C. LA NÉGOCIATION DES DIRECTIVES
La rédaction finale des deux directives, en particulier la directive MPDS, est le résultat de divers compromis entre des intérêts divergents des Etats membres, mais aussi des industriels.
S'agissant des Etats-membres le clivage attendu était celui opposant les pays producteurs d'armement, essentiellement les six pays de la LoI et les autres, mais aussi entre la France et la Grande-Bretagne, en raison du lien particulier de ce pays avec les Etats-Unis.
Concernant les industriels, leurs intérêts différaient en fonction de leur taille ou de leur position dans la chaîne d'acquisition (grands groupes - équipementiers - PME - maîtres d'oeuvre - fournisseurs).
1. Ce qui a été obtenu
L'action combinée des industriels et des autorités françaises chargées de la négociation a permis :
• d'introduire le considérant 18 dans la Directive, permettant de disposer d'une référence rappelant que l'accès aux marchés de défense et de sécurité demeure dans le champ de la souveraineté des Etats membres, ce qui leur permet notamment d'autoriser ou non des opérateurs économiques de pays tiers à participer à une procédure de passation de marché organisée par eux ;
• de préciser que les marchés de R&T au sens français sont, soit exclus du champ d'application de la directive, soit l'objet d'une procédure sans mise en compétition, afin de préserver la possibilité de mener une politique industrielle visant à développer et maintenir des compétences critiques ou sensibles ;
• de conserver l'exclusion des marchés en coopération ;
• d'instituer la procédure négociée comme procédure de droit commun ;
• d'inciter à plus de transparence dans l'attribution des sous contrats, ce qui devrait réduire drastiquement, comme le souhaitait la Commission, les demandes de compensation.
2. Ce qui n'a pas été obtenu
Les négociations n'ont pas permis d'obtenir :
• la prise en compte formelle de la préférence communautaire, qui était une demande de la France sous PFUE dans le cadre des négociations. Cette demande n'a été soutenue par aucun autre Etat membre. Elle a même été considérée par le gouvernement britannique comme une proposition anti-américaine. Il n'était pas question que la France puisse dicter des conduites en matière d'achat susceptible d'empêcher le gouvernement britannique d'acheter à son partenaire habituel, les Etats-Unis. Les autres Etats membres qui habituellement achetaient américain, en particulier la Pologne, ont fermement soutenu le gouvernement britannique. La Commission estima quant à elle, que ce n'était pas le rôle de la directive de traiter ce sujet. La France n'a obtenu que le considérant 18 dans la directive, qui n'institue pas en droit la préférence communautaire puisqu'il n'est pas juridiquement contraignant.

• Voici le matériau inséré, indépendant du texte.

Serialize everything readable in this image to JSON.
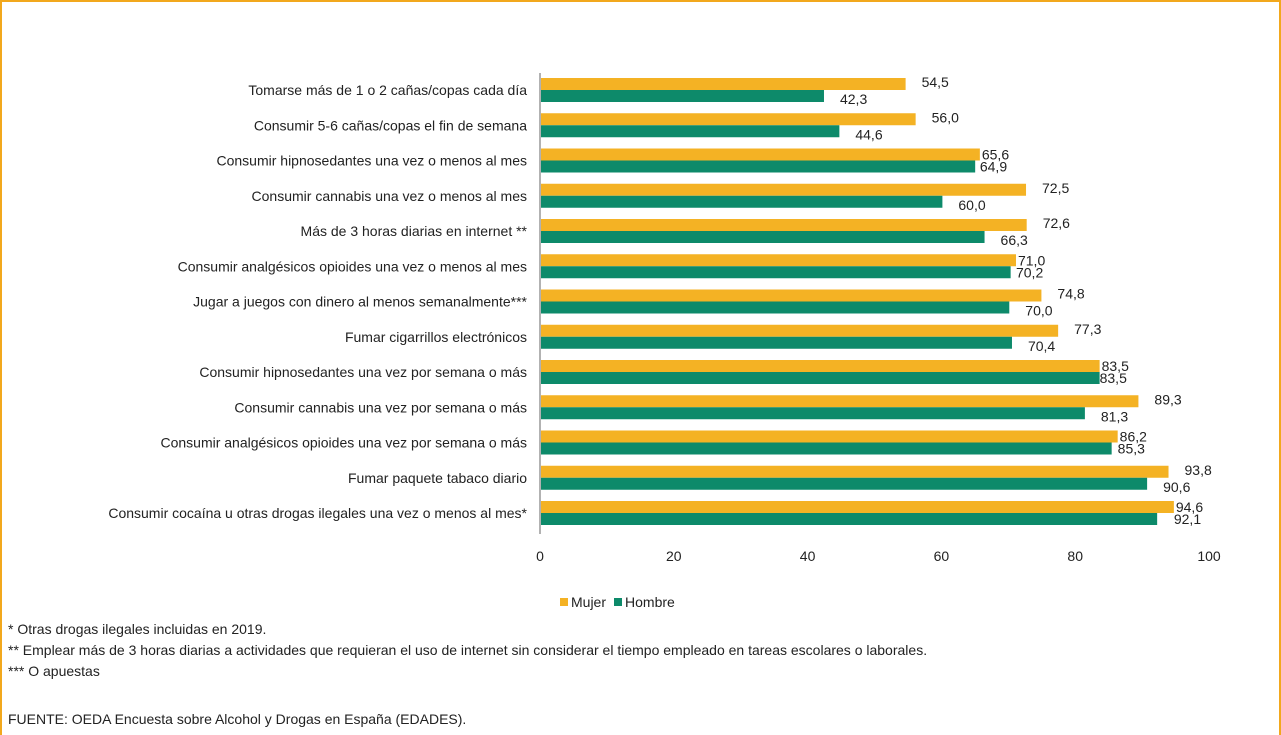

• la prise en compte dans les appels d'offre de la « valeur ajoutée européenne », qui eût été une façon moins tranchée d'instaurer une clause de préférence communautaire, a elle aussi été écartée pour les mêmes raisons ;
• la prise en compte de la notion de réciprocité. L'action du CIDEF en ce sens n'a pas été soutenue par ses homologues européens à de rares exceptions près (Allemagne et Espagne) ;
• l'extension de la procédure négociée sans publicité préalable étendue aux développements en spirale, ou aux contrats de production à la suite des contrats de développement industriels ;
• la non-communication par les Etats d'informations sur leurs projets de contrats en coopération (coût global, part de R&D, cost-sharing entre Etats, quantités commandées par Etat), étant donné que ces contrats en coopération n'entrent pas dans le champ de cette directive. Cette disposition a été maintenue, la Commission européenne voulant éviter que des Etats, avec un minimum d'investissement en R&D, n'utilisent ce dispositif afin d'acquérir sans mise en concurrence des équipements.
• la prise en compte des contrats du type FMS ( Foreign Military Sales - vente d'Etat à l'Etat) dans le champ de la Directive.
En conclusion, le point le plus important nous semble être l'absence de reconnaissance juridique formelle de la clause de préférence communautaire et de l'obligation de réciprocité pour l'ouverture des marchés.
Il n'existe pas non plus de procédure de reconnaissance réciproque des autorisations d'exportation et d'importation, le contrôle des Etats sur les entreprises d'armement restant complet à tous les stades de la production à la commercialisation.